Kretschmanns Leid mit den Eidgenossen
Keine Forschungsgelder der EU für die Schweiz – Probleme für Südwest-Wissenschaft
ZÜRICH - Sie wollen Inkontinenz heilen, Blinde sehend machen und erschaffen Geräte, die Alte und Kranke beweglich halten: Solche Spitzenforschung dauert viele Jahre und kostet immense Summen. Viel Forschungsgeld aus der EU ist bislang auch in die Schweiz geflossen. Nachdem im vergangenen Jahr deren Verhandlungen mit der EU um ein Institutionelles Rahmenabkommen gescheitert sind, versiegt diese bedeutende Geldquelle gerade. Das trifft nicht nur die Eidgenossen, sondern auch den Wissenschaftsstandort Baden-Württemberg wegen seiner vielen Kooperationen mit Schweizer Hochschulen ins Mark. Das dürfe nicht geschehen, auch aus wohl verstandenem Eigeninteresse, sagt Ministerpräsident Winfried Kretschmann (Grüne) während seiner zweitägigen Reise durch die Schweiz. Dafür will er sich spätestens im Juli bei EU-Kommissionspräsidentin Ursula von der Leyen einsetzen.

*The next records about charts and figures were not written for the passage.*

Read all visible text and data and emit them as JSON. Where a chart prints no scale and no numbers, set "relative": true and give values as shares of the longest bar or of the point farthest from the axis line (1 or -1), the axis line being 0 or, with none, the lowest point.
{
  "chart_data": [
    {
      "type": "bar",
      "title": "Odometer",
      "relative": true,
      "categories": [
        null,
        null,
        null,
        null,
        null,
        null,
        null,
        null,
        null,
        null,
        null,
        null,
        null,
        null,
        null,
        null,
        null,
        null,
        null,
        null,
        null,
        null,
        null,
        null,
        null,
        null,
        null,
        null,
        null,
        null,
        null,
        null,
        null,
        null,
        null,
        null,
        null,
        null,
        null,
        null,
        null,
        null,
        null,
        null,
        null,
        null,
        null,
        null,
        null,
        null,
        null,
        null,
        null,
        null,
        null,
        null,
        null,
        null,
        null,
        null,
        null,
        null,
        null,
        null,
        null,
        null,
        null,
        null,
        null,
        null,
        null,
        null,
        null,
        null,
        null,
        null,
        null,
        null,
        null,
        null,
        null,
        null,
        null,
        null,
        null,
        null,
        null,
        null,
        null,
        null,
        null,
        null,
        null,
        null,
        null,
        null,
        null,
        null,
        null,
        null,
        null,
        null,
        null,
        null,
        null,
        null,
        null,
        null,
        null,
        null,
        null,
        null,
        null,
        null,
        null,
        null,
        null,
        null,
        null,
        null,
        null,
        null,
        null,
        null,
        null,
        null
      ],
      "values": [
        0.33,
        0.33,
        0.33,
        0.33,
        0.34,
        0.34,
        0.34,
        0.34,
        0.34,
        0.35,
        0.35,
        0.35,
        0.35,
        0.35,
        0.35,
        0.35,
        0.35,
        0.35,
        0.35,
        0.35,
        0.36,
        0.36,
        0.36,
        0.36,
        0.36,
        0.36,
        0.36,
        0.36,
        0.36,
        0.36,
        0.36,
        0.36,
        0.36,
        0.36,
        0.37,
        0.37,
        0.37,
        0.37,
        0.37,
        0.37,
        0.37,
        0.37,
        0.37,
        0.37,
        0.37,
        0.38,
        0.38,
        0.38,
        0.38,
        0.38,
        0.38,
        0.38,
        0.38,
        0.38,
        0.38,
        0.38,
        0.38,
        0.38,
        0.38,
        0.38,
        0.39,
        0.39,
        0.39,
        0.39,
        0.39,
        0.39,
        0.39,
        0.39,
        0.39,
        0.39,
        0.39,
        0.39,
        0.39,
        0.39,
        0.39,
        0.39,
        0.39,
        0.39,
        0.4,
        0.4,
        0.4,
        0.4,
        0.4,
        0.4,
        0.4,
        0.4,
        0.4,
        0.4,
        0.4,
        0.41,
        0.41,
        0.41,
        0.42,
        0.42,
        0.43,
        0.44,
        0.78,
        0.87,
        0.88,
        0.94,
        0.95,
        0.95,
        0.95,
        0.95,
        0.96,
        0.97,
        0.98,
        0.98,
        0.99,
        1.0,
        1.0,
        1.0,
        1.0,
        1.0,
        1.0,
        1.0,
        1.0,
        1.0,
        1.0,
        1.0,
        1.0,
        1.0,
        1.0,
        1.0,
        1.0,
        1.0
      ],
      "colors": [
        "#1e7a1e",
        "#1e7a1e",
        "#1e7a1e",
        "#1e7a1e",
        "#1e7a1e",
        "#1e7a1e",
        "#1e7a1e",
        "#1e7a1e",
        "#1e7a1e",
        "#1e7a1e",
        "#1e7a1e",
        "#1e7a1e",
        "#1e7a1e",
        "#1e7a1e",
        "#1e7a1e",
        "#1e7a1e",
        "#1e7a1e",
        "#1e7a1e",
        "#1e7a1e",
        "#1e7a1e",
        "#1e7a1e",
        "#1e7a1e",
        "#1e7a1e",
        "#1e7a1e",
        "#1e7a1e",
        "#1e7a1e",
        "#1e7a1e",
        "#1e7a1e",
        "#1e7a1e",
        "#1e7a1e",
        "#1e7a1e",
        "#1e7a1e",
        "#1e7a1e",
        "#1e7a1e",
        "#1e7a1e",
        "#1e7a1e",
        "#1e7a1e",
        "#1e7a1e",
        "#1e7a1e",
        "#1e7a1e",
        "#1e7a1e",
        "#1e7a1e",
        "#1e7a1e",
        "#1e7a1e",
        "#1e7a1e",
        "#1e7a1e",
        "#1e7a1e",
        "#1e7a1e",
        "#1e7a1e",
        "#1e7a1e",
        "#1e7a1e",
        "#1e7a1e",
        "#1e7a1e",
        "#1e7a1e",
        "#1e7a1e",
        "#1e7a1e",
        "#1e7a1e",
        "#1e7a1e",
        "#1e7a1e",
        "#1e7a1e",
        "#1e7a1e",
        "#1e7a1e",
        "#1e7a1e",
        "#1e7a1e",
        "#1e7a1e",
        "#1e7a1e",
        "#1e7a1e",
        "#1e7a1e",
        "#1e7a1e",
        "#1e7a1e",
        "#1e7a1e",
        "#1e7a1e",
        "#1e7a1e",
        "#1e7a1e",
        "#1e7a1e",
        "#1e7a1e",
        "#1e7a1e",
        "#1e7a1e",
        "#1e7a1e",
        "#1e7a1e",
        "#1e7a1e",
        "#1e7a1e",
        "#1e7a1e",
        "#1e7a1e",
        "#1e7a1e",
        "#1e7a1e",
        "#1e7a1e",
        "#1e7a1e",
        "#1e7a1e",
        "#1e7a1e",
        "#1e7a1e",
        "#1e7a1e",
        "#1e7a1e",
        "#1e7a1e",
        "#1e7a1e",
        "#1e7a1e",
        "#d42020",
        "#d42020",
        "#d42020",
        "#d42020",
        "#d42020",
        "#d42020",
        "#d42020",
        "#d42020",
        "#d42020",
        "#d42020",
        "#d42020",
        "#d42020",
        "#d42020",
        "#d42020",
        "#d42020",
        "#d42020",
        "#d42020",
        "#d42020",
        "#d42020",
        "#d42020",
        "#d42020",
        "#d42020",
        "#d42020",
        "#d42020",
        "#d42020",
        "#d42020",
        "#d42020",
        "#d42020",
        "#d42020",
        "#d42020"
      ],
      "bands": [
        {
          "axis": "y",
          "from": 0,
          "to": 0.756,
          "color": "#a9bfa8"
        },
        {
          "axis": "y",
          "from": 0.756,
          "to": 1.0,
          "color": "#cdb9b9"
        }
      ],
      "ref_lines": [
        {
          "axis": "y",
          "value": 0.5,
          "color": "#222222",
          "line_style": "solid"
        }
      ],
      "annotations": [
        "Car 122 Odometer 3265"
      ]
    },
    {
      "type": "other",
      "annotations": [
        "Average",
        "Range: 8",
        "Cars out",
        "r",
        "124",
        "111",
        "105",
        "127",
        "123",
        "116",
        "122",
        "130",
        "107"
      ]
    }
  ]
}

Die Eidgenössische Technische Hochschule (ETH) in Zürich gehört zu den Top 10 der Universitäten weltweit. Sie zu besuchen, ist ein lang gehegter Wunsch von Winfried Kretschmann. Am Donnerstag hat er sich hier nun anschauen können, wie weit die ETH in Zukunftsbereichen wie Künstliche Intelligenz, Robotik und Quantencomputing bereits ist.
Ein Beispiel: Gut sieben Jahre hat es gedauert, bis der Myosuit am Labor für sensomotorische Systeme an der ETH fertig entwickelt war. Wer ihn anzieht, trägt einen kleinen Rucksack mit Motor und Akku auf dem Rücken, der mit beweglichen Schienen verbunden ist, die an den Beinen angelegt werden. Er unterstützt Menschen nach einem Unfall oder Schlaganfall in der Therapie dabei, wieder gehen zu lernen. Wer wegen Alter oder Krankheit dauerhaft beim Gehen eingeschränkt ist, kann ihn auch im Haushalt bis zu vier Stunden am Stück benutzen. 7000 Franken, also gut 6800 Euro, kostet dieses Mehr an Lebensqualität.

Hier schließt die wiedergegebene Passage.